Sie heissen Morbus Crohn und Colitis ulcerosa und führen zu Beschwerden wie blutigen Durchfällen oder heftigen Bauchschmerzen. Chronisch entzündliche Darmerkrankungen (CED) gehören in der Schweiz zu den häufigsten Erkrankungen: Eine von 350 Personen leidet daran, also über 25‘000 Menschen. Die Erkrankung diktiert deren Alltag.
Das Team der Gastroenterologie des Kantonsspitals Winterthur (KSW) möchte diese Einschränkungen besser verstehen. Deshalb haben sich insgesamt 17 Fachleute in die Lage von Patienten mit einer chronisch entzündlichen Darmerkrankung versetzt: Pflege, Dispo, Ärzte und auch das Sekretariat.
Realitätsnahe Simulation
Mit Hilfe einer Mobile-App wurden typische Symptome und Herausforderungen im Alltag der CED-Patienten simuliert. Dabei löste die App immer wieder gewisse Herausforderungen aus. Diese sollen verschiedene physische wie auch psychische Aspekte der Erkrankung spürbar machen.
Zum Beispiel mussten die Fachleute stundenlang einen Gurt tragen, der die Schmerzen während diesen Erkrankungen spürbar zeigte. Dies hat auch von der Krankheit betroffene Patienten beeindruckt, wie es auf Anfrage heisst. Oder das Team wurde vor die Aufgabe gestellt, innert kurzer Zeit eine Toilette aufzusuchen – während dem Mittagessen oder im Bus zu Stosszeiten eine Herausforderung.
«Es war sehr anstrengend»
Um die Beschwerden besser herzuleiten, mussten die Probanden ihre Ernährung zudem genau notieren – inklusive einer Liste mit verbotenen Nahrungsmitteln. Begleitet wurde der Versuch durch Telefonanrufe, in denen fiktive Situationen geschildert wurden: etwa eine Einladung für eine wichtige Hochzeit. Der Hausarzt rät davon ab, der Gastgeber besteht aber darauf. Dabei ging es darum, das Dilemma zwischen Wollen und Können zu verdeutlichen.
«Es ist an die Substanz gegangen», sagte Chefarztsekretärin Nicole Rüeger gegenüber Medinside. Die daraus gewonnenen Erkenntnisse seien aber natürlich abhängig vom Wissensstand. Während die Mediziner mehr über die Krankheit und deren Symptome wissen, war es vor allem auch für das nicht-medizinische Fachpersonal interessant, aber auch anstrengend, so Rüeger weiter.
Schweizweit erste Klinik
Durch das tiefere Verständnis darüber, wie die Krankheit das Leben der Patienten beeinflusst, soll laut dem KSW schlussendlich die Unterstützung der Patienten verbessert werden können.
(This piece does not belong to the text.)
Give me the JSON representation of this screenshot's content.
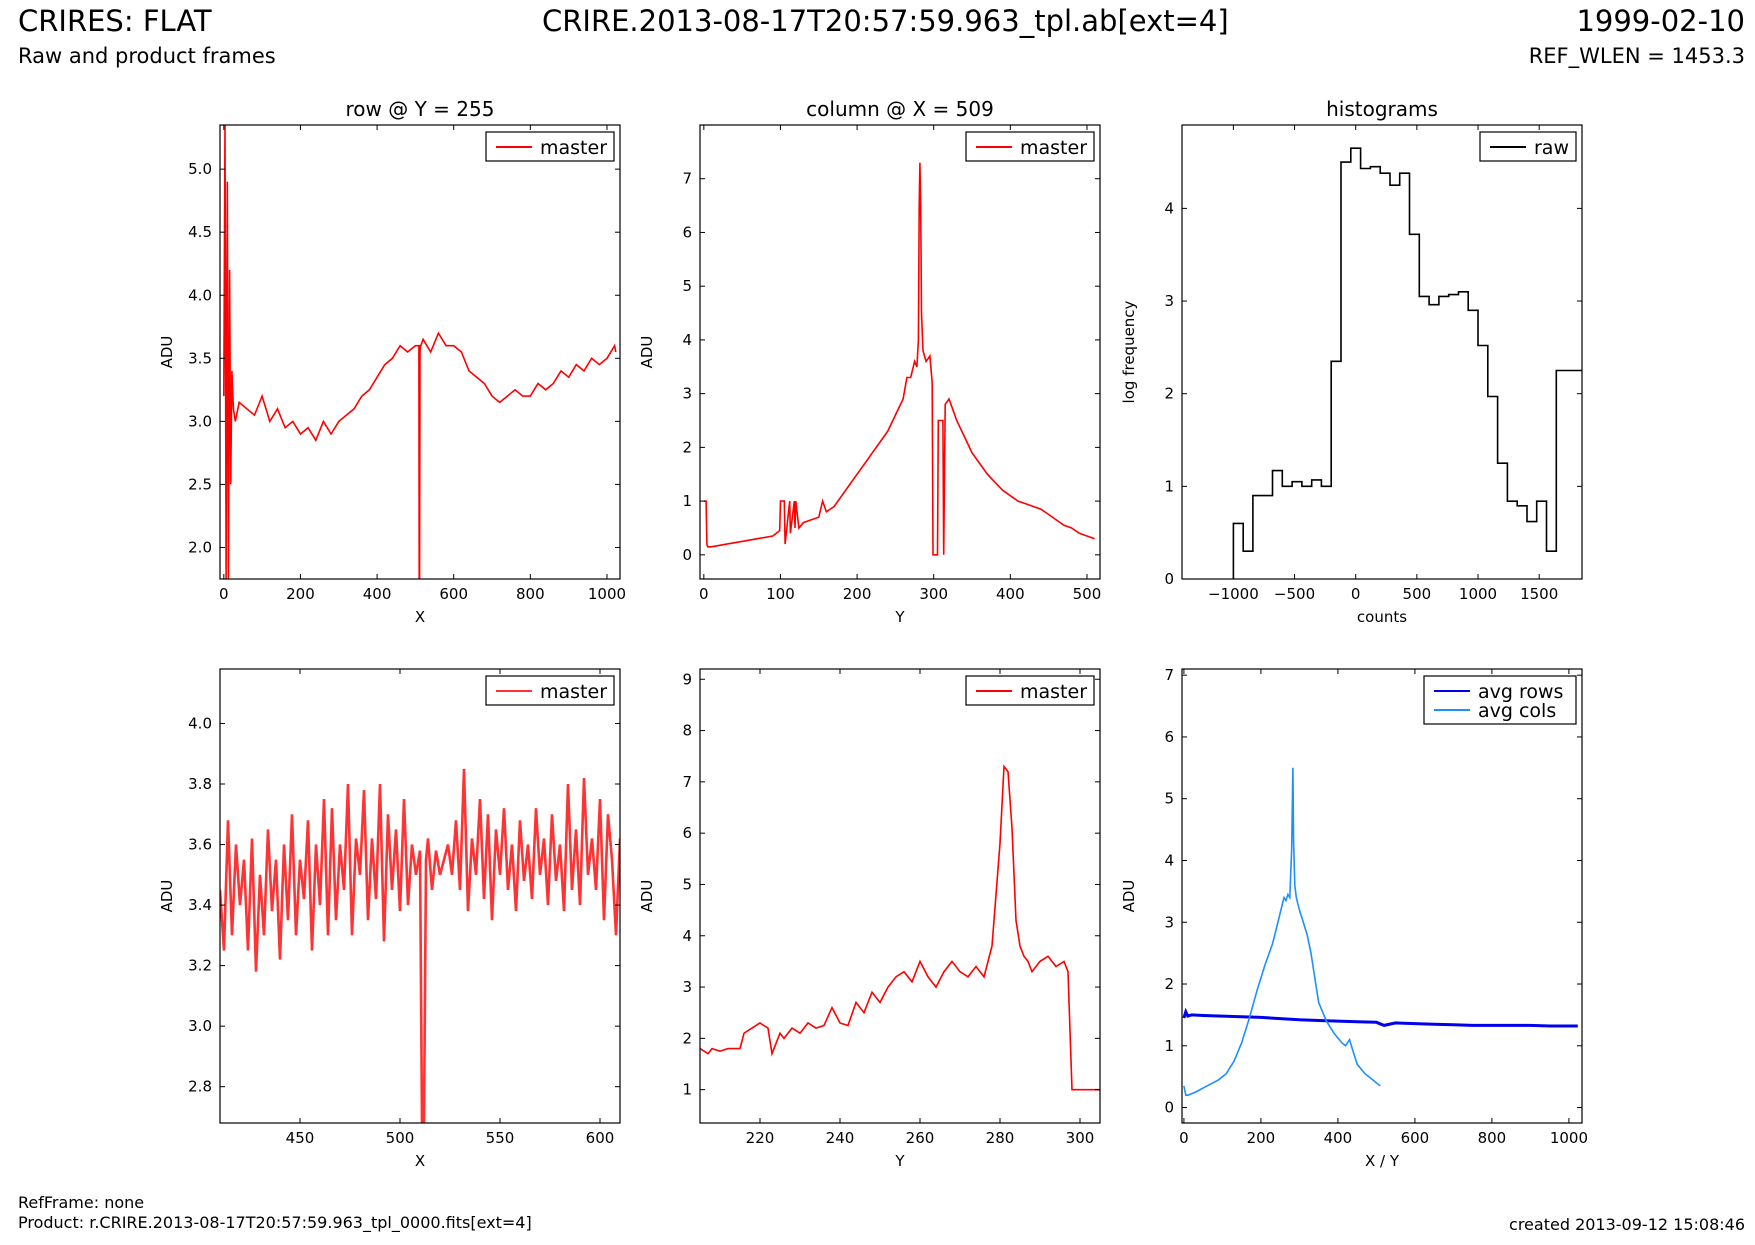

Zudem will das Spital die Bestrebungen unterstützen, einen offenen Dialog über die chronisch-entzündlichen Darmerkrankung in der Schweiz zu führen.
Die Gastroenterologie des KSW ist die erste Schweizer Klinik, die am internationalen Programm «In Their Shoes» («In den Schuhen der Patienten») teilnimmt. Das Projekt ist eine gemeinsame Entwicklung von Patientenorganisationen und dem Pharmaunternehmen Takeda. Die medizinische Versorgung sei während diesen Tagen natürlich durchgehend gewährleistet.